June 19, 2021
New Research on the Mississippian Civilization
Recent archaeological research on the emergence of the Mississippian civilization posits that it was a combination of local styles and ideas mixed with the enormous influence of the capital of the Mississippian world, Cahokia. The diaspora of Cahokian people over time brought with it ceramics of their region, and their religious ideology based on the ordering of the cosmos.
Early on, around 1050 CE, they traveled north to present day Wisconsin spurring the creation of Cahokia style platform mounds at the sites of Trempeleau and Aztalan, as well as site layout and pottery
At the Carson site, downriver from Cahokia, Cahokian migrants built long, rectangular and semi-subterrenean houses that looked like home.
Cahokian emissaries carried distinctive tools, like the Burlington chert drill, far to the south, for making their tri-lobed projectile points.
Long-nosed god maskettes made of copper are found at 20 or so sites across the Southeast and Midwest, all of which have a Cahokian presence. These masks may have been part of a hero narrative that was also depicted in rock art and narrated by Siouxan speaking groups whose traditional lands encompassed much of the Upper Midwest.
Farther north, Cahokians created other new, hybridized styles with local populations.
At the Halliday site, in southern Illinois, 30 kilometers southeast of Cahokia; excavations have found nonlocal pottery types from Indiana and northern Mississippi, Tennessee and Arkansas, alongside pottery typical of Cahokia.

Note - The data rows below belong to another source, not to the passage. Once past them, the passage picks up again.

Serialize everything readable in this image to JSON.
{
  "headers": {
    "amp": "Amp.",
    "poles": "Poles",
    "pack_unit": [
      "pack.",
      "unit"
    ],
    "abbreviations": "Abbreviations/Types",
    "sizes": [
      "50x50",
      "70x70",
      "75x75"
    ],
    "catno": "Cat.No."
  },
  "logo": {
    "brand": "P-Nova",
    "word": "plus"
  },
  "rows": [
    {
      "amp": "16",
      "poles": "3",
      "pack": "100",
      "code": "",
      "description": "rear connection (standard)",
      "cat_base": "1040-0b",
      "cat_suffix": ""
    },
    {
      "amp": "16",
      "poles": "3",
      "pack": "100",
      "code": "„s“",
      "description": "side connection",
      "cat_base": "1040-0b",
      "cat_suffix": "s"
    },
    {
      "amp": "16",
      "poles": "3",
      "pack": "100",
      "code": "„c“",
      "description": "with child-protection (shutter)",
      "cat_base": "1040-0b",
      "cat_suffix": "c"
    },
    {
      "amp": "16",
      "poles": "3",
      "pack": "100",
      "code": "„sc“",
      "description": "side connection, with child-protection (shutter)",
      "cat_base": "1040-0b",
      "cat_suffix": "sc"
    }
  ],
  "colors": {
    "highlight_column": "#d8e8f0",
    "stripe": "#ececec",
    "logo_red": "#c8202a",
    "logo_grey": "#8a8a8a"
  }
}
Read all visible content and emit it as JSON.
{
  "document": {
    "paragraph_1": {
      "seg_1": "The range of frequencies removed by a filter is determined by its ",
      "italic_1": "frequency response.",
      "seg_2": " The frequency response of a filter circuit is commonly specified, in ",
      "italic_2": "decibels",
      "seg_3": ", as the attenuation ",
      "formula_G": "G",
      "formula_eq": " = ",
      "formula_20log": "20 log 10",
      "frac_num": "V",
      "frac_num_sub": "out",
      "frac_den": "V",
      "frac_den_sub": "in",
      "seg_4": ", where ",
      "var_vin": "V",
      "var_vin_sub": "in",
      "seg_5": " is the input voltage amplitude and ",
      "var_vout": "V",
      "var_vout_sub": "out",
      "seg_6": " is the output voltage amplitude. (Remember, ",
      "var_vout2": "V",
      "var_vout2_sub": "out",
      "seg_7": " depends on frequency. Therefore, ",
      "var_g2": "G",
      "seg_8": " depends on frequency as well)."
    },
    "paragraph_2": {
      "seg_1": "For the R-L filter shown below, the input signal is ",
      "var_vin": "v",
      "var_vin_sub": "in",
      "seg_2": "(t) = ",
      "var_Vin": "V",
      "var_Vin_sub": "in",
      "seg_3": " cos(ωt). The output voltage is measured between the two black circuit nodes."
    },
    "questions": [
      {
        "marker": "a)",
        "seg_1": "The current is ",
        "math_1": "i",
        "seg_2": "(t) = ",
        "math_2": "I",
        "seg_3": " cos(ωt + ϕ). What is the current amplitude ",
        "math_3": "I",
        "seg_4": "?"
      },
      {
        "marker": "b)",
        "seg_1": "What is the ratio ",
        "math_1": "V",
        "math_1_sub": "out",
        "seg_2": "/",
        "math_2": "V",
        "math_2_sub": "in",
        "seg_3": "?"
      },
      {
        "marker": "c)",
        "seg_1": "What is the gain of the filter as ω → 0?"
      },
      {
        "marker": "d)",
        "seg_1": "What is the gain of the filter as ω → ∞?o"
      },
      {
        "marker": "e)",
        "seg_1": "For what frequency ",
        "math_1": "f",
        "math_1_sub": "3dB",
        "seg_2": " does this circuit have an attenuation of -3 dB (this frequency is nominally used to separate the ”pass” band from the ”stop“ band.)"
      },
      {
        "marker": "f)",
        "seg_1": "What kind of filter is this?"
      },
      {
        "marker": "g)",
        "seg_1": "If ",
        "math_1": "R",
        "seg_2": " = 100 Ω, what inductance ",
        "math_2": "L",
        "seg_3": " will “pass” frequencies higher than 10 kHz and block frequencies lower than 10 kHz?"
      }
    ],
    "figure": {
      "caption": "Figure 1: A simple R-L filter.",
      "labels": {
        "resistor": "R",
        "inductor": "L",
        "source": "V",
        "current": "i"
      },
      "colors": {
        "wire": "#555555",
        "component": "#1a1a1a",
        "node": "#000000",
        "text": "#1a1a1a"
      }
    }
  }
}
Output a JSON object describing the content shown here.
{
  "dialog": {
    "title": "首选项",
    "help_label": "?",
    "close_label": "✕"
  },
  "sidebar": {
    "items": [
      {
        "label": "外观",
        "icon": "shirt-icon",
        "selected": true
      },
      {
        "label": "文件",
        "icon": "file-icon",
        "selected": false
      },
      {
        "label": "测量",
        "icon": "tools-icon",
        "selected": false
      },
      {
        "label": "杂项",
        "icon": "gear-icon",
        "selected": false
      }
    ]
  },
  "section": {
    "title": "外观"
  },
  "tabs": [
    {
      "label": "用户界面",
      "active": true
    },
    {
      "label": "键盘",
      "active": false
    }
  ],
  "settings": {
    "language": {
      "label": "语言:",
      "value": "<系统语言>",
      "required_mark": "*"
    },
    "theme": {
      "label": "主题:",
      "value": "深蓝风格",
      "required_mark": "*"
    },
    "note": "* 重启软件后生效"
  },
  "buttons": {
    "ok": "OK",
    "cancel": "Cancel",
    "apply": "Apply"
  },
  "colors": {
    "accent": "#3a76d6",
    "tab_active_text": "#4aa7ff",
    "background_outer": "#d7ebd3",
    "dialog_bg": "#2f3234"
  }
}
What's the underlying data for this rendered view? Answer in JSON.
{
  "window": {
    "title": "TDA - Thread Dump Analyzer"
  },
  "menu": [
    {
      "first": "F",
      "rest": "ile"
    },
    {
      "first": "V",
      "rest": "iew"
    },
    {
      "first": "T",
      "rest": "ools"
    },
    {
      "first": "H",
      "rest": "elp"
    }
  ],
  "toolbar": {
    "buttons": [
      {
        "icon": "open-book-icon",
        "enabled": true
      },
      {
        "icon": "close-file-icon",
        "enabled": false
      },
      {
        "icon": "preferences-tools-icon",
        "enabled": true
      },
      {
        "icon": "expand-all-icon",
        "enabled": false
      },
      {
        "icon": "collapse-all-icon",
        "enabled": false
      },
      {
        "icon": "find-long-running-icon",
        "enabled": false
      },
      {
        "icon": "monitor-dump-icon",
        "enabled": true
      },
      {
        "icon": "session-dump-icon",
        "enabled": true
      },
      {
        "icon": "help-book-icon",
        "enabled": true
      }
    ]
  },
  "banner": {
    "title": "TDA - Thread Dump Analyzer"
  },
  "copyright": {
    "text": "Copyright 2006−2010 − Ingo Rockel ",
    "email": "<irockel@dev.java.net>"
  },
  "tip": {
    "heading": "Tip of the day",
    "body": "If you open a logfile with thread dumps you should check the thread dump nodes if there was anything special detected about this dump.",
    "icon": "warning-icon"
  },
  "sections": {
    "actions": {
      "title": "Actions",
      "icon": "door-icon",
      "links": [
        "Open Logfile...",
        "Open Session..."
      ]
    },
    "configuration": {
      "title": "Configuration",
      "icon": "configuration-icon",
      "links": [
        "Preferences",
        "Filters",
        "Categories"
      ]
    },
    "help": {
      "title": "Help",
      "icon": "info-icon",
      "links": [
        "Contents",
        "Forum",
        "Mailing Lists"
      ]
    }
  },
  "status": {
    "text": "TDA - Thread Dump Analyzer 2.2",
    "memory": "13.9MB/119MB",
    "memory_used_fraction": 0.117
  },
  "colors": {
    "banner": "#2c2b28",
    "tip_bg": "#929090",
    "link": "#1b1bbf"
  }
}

People at Halliday were also eating slightly different foods than at other nearby sites, suggesting they maintained culinary traditions of their remote homelands.
Upland villages adopted a Cahokian building method that placed a prefabricated wall directly into a trench, but maintained their own building styles as well.
Cahokian and Mississippian culture are not one monolithic entity with just one perspective, but instead, a multitude of voices that together signified something greater.